Trump Administration Announces Health Care Tech Rules

Health and Human Services Secretary Alex Azar speaks to media outside the West Wing of the White House in Washington, Monday, March, 9, 2020. (AP Photo/Carolyn Kaster)

The Trump Administration Monday announced final rules aimed at delivering on the unfulfilled promise of electronic health records.

The long-awaited rules could take several years for consumers and patients to start seeing the practical effects. They are intended to get at one of the major problems with electronic health records: the systems of hospitals and doctors often don’t “talk” to each other, and patients struggle to get their medical information digitally transmitted, defaulting to CDs and faxed paper records.
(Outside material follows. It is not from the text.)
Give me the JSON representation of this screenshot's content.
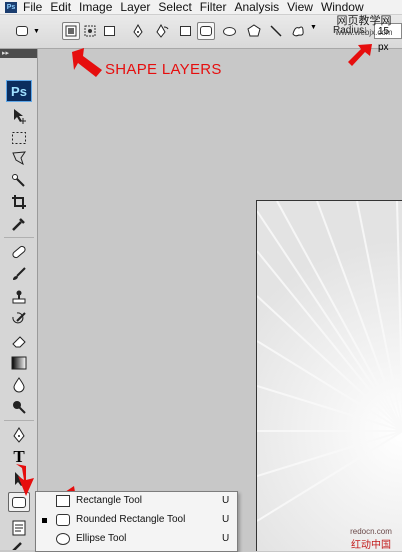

The federal government invested more than $30 billion a decade ago to help hospitals and doctors convert to computerized records. But it never solved the problems of getting the different medical systems to seamlessly interact, and of providing a pathway for patients to easily access their records. Two rules finalized by the Trump administration aim to finally fix that.

The regulations are highly complex, and hospitals immediately objected, saying that patient privacy would be undermined.

One rule from the HHS agency that oversees health care technology would implement congressional requirements that hospitals and other health care entities put a stop to practices that can block the digital transfer of information. Some systems don’t allow screen shots or video to be shared, for example.

Another rule, from the Centers for Medicare and Medicaid Services, tries to address access problems at the patient’s level, by requiring hospitals and other health care service providers to provide access to records via software used by smartphone apps. Patients could have access to their records via the smartphone in their back pocket.

The CMS rule will also require hospitals to electronically notify a patient’s outside doctors when that patient is admitted, discharged or transferred.

The hope is that easier access and authorized sharing of individuals’ health care information will help prevent medical errors, cut down on duplicative tests, and make the individual patient a smarter consumer of health care services.

But Rick Pollack, president of the American Hospital Association, said a new generation of health care apps could put the personal information of patients at risk, since the app developers would not be required to meet the same legal standards for privacy that are imposed on hospitals. “This could lead to third-party apps using personal health information in ways in which patients are unaware,” Pollack said in a statement.

CMS said it has adopted a health care privacy standard that is used in the smartphone app industry, and intends to build on it to provide consumers with a higher level of protection.